The past year was full of dramatic changes for Burma, and the year ahead promises to bring more of the same. While no one can truly know what the future holds, The Irrawaddy spoke to a number of prominent social, cultural and political figures in the country about what they expect to see in 2013. Below are some of their observations, which highlight the challenges and opportunities facing Burma in the year just begun.
Wine, director of the well-known short film “Cut that Scene”
I have to admit that I wasn’t able to create a really great movie in 2012, so in 2013, I want to make a movie that’s really out of the ordinary, something that really pushes my abilities to the limit.
It isn’t easy making good movies in Burma. Most filmmakers only spend about a month on each movie, and there are lots of problems, such as the lack of proper contracts. Quality matters less than quantity, at least from a business perspective. Some actors and actresses don’t really respect directors. To make a really decent movie takes at least six months, and we all need to change our habits and work together.
So in the year ahead, I hope everyone in our industry will work with proper discipline and change their mindset to produce movies with real artistic value. I apologize to my fans for not making any high-quality films last year, but promise I will do my best in 2013.
Myint Myint Khin Pe, wife of Free Funeral Service Society (FFSS) founder Kyaw Thu
Nobody know what the year ahead will bring, but we sincerely hope for peace in the country so that the people will not have to suffer. If there are wars and people are in need, we will do all we can to help those who need our support.
In 2012, we opened a clinic for eye operations and were able to treat those who could not afford to fix their vision. We also managed to extend our support to local civil society organizations in Prome, Pegu and Gyopingauk in Pegu Division and open clinics in those areas. In the future, we are hoping to give financial support to other places in need to establish free funeral services and hope to cooperate with young people and doctors who are interested in volunteering with us.

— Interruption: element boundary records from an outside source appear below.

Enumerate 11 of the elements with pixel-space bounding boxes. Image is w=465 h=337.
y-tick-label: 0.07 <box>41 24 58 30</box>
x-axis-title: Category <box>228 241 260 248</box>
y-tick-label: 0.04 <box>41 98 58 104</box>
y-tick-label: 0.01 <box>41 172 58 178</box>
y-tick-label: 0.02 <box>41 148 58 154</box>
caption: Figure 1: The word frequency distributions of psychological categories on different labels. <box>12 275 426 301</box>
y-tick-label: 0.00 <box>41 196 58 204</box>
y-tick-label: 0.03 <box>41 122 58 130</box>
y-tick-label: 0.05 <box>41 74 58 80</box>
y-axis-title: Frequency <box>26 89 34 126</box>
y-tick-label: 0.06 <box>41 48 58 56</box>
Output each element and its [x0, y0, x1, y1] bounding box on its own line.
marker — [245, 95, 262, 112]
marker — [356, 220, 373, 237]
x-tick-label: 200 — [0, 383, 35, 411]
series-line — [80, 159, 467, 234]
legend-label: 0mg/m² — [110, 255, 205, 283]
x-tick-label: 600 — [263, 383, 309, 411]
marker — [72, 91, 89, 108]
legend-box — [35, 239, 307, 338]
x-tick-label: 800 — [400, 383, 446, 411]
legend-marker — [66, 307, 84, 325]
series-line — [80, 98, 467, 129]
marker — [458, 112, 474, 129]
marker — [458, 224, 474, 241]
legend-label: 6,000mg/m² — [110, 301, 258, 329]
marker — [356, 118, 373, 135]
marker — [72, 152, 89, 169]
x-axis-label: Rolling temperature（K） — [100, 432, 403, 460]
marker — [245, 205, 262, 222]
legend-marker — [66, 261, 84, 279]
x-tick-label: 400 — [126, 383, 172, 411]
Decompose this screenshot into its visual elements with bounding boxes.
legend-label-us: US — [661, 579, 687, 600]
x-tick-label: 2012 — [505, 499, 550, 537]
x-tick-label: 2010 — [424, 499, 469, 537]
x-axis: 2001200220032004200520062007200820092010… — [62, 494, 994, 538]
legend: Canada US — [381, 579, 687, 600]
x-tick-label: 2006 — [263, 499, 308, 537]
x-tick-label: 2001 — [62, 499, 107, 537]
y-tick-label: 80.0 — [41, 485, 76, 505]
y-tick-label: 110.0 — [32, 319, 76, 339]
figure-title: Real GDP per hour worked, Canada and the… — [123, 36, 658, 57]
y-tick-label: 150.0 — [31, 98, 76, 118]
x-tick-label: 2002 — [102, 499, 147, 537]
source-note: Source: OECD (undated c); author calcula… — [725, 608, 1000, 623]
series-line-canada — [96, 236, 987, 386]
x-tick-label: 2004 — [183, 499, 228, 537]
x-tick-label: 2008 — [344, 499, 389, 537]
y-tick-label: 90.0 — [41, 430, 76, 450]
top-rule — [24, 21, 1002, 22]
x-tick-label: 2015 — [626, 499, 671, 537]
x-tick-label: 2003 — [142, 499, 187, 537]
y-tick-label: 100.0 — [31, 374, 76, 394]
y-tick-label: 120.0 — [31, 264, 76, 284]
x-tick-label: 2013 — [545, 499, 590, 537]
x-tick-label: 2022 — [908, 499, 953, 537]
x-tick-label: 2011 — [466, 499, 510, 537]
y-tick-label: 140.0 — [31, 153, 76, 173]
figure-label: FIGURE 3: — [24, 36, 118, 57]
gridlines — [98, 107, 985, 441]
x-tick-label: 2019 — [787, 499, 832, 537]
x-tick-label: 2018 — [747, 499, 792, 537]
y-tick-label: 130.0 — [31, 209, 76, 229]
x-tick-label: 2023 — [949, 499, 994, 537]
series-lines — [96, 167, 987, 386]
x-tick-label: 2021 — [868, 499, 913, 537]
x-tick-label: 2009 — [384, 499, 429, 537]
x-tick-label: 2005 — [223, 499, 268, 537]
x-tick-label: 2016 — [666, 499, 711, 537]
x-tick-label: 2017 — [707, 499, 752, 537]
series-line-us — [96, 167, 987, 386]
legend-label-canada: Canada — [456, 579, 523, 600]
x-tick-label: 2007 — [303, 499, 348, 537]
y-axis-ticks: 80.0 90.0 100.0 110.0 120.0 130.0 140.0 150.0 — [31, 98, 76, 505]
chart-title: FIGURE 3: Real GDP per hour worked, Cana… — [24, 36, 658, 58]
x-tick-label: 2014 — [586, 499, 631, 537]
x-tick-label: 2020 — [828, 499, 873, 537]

We all want democracy, but it isn’t something anyone can just give to you. We have to practice it ourselves in every aspect of our lives. For example, we should be disciplined and patient when we are standing in line, and we should not get involved in corruption by giving money under the table to officials when we go to government offices. It’s all about the Buddha’s teachings. The principles of democracy—independence, freedom, human rights and responsibilities—are all present in the teachings of the Buddha. If we all follow and practice what the Buddha taught, we will be able to live peacefully, with democracy and dignity.
Nang Khin Zay Yar, Miss International 2012 People’s Choice Award winner and FFSS volunteer
I will continue doing philanthropic work this year, and work as an artist and tour guide as well. I will spend about two-thirds of my time doing social work. I will also share my experience with new models who will take part in the Miss Myanmar International contest next month. I just want to tell young that success is there for those who try their best.
Kyaw Yin Myint, writer and member of the Myanmar Journalists Association
We can say that we’ve gained a little press freedom in 2012, but not much. The government’s decision to allow the publication of privately owned dailies is another step towards press freedom. I hope that we can work more freely in 2013 and produce and read valuable news. If we have press freedom, we will be able to produce accurate news without concealing the truth. To all journalists and press people, I want to say this: be careful, and don’t misuse the opportunities afforded by press freedom for you own purposes, as that will only give ammunition to critics who say we are not worthy of this freedom.
Soe Tun, member of the 88 Generation Students group
We continue to hope things will change for the better in our country, but so far we have been disappointed. For example, there is still the problems of farmers having their land confiscated and workers having to fight for their basic rights. This is all because of the regime’s lack of transparency. The best example of this is the Letpadaung copper mine case. To achieve real political change, transparency is very important. We are ready to serve our country and our people by continuing to push for genuine change and real democracy. For me, I would like to focus on the welfare of the farmers. In our country, the majority of ordinary people are farmers, who live in poverty even though they produce rice, the country’s most important commodity. If the farmers suffer, we all suffer.
Phyu Phyu Thin, NLD MP and founder of a clinic for patients with HIV
We would like to cooperate more with every group that is working for those who live with HIV. We are glad to see that many young people are interested in helping these people. We are planning to work countrywide to help the patients. We would like to ask the people of Burma to do more to help these people and want to thank all of the supporters and donors who are helping us. We are currently upgrading the home for the HIV patients in Rangoon, which can accommodate only around 300 patients. After finishing, it will hopefully able to accept 400 people.
D Nyein Lin, leader of the Organizing Committee for the Students’ Union League
I hope that Burma will start moving toward greater equality, justice and respect for human rights. That’s what we, the activists, aim for. I want my country to be peaceful, but our people still face civil war and challenges to the rule of law and human rights. We could reach our goals if all of us, including the government, work together.
I want student unions to be formed in all of Burma’s hundreds of universities in 2013, and for them to interact with international students’ unions. We, the students, are also ready to assume a political role in the country.